Immerhin: Der Nachwuchs ist im Anflug. Lag das Durchschnittsalter in der ärztlichen Grundversorgung 2015 noch bei 57 Jahren, sank dieses auf aktuell 52 Jahre. Zudem sehen wir, dass ein eigentlicher Strukturwandel im Gang ist. So wird die Einzelpraxis, auch wenn sie gerade in den ländlichen Regionen des Kantons ihre volle Berechtigung hat, zunehmend zum Auslaufmodell. Waren 2005 noch weit über die Hälfte der Hausärzte in einer Einzelpraxis tätig, sind es heute nur noch gut ein Viertel. Ursächlich dafür sind nicht zuletzt veränderte Bedürfnisse der Jungen, die sich auch in der ärztlichen Grundversorgung manifestieren. So achten Hausärzte und Kinderärztinnen heute viel mehr als früher auf ihre «Work-Life-Balance» und arbeiten sowohl Männer wie Frauen im Schnitt weniger. Die Lücke, die ein Hausarzt von altem Schrot und Korn hinterlässt, wenn er in Pension geht, von einem also, der 7/24 für seinen Patientinnen da war, lässt sich nicht einfach eins zu eins durch eine Nachfolgerin füllen.
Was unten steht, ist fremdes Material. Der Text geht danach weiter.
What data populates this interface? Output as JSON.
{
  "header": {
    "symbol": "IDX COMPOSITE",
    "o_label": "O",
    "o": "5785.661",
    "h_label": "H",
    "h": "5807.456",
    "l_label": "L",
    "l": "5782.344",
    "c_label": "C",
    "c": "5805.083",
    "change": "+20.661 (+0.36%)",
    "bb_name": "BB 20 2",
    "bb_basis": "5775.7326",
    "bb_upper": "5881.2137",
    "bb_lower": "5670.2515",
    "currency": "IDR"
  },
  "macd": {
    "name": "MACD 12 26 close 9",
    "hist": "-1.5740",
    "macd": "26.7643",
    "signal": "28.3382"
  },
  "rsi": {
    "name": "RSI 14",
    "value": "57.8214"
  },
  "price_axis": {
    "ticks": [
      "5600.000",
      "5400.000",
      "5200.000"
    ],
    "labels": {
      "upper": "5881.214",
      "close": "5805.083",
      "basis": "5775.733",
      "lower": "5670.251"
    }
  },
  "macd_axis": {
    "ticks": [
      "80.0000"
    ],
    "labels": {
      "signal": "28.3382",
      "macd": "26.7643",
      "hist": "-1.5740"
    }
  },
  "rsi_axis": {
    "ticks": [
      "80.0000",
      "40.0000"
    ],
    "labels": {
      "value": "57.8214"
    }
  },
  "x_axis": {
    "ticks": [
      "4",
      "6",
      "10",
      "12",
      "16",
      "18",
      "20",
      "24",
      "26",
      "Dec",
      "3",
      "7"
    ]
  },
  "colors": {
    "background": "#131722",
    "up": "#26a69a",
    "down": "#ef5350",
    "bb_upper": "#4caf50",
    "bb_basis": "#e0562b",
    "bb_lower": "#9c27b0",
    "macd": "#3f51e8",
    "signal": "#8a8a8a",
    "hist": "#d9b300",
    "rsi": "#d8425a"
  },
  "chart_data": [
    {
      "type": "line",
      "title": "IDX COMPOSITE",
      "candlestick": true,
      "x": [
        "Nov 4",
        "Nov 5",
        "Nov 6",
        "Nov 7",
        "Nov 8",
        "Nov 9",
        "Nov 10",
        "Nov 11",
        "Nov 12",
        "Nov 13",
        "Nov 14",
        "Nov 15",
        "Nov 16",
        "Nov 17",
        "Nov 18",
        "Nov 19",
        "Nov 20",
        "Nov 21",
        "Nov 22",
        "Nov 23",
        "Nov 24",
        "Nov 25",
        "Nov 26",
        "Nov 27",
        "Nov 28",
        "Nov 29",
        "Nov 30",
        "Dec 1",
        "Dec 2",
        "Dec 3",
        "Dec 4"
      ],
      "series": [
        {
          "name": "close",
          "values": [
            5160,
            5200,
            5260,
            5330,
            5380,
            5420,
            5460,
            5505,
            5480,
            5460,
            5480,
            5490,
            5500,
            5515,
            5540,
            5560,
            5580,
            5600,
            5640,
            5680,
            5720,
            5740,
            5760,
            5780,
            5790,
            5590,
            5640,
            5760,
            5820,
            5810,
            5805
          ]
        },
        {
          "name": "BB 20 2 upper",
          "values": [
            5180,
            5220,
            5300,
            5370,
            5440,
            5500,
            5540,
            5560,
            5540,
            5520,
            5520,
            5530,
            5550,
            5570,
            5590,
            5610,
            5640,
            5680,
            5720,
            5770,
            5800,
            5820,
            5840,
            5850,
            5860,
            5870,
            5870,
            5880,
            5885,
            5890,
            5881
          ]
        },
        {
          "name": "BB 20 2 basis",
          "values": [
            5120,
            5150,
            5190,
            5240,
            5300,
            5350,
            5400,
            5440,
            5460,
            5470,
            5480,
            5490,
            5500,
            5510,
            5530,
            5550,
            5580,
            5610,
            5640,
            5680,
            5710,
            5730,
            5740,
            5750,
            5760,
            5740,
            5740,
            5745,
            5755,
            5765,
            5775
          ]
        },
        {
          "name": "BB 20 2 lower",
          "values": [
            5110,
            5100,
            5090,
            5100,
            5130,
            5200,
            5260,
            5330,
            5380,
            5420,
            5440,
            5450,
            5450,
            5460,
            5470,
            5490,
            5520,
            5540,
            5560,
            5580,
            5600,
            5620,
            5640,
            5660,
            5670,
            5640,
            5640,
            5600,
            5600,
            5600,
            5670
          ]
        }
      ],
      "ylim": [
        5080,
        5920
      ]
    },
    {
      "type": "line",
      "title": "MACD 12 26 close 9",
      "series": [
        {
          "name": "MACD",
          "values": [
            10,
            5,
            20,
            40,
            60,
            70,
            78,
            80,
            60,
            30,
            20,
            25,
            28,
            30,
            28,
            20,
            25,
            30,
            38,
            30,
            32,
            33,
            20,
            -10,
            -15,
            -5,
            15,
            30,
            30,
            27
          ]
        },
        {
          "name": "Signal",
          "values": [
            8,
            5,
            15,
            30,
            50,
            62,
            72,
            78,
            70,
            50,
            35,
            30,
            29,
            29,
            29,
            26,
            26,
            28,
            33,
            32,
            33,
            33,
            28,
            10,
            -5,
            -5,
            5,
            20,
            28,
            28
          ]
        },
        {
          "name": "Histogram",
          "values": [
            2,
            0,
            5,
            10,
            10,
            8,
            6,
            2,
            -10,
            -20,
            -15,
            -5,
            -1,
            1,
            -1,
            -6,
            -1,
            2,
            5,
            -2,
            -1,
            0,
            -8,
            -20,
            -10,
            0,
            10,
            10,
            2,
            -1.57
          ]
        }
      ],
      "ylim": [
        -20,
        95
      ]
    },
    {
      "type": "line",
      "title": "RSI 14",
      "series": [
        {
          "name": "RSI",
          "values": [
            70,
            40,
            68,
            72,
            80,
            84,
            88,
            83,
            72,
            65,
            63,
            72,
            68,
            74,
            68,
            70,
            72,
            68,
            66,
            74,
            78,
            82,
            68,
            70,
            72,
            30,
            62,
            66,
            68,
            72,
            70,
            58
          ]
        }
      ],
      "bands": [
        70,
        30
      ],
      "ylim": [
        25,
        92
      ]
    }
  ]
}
Was die Studie darüber hinaus auch zeigt? Die Hausärzte und Kinderärztinnen wären sehr wohl gewillt, zur Erhebung und Pflege von wirklich soliden Versorgungsdaten beizutragen, denn: 95 % betrug der Rücklauf der vorliegenden Workforce-Studie. Noch nie gab es für den Kanton Bern aussagekräftigere Daten zum Hausärztemangel. Die Daten des Medizinalberuferegisters MedReg, auch das führten die Arbeiten an der Workforce-Studie zutage, sind weder vollständig noch aktuell und die Aussagekraft der Daten der FMH beschränkt bzgl. Versorgungsdichte und Workforce in der Grundversorgung.
Der VBHK setzt sich mit den Ergebnissen der Workforce-Studie natürlich intensiv auseinander. Er ist schon lange gemeinsam mit seinen Partnern und Mitgliedern in der Nachwuchsförderung aktiv, in der Praxis, in der Aus- und Weiterbildung, bei der Suche nach regionalen Lösungen und vor allem auch politisch. Die Hausärzteschaft leistet hier grosse Arbeit, eine, für die wir alle dankbar sein können. Denn: Haus- und kinderärztliche Grundversorgung bietet hohe Qualität, ist für alle da und trägt ganz entscheidend, auch das ist hinlänglich bekannt und erwiesen, dazu bei, dass unser Gesundheitssystem bezahlbar bleibt. Ohne sorgsame wie nachhaltige Unterstützung seitens von Behörden und Politik wird es aber nicht gelingen, folgenschwere haus- und kinderärztliche Versorgungsengpässe zu vermeiden. Dafür braucht es schon den guten Willen aller.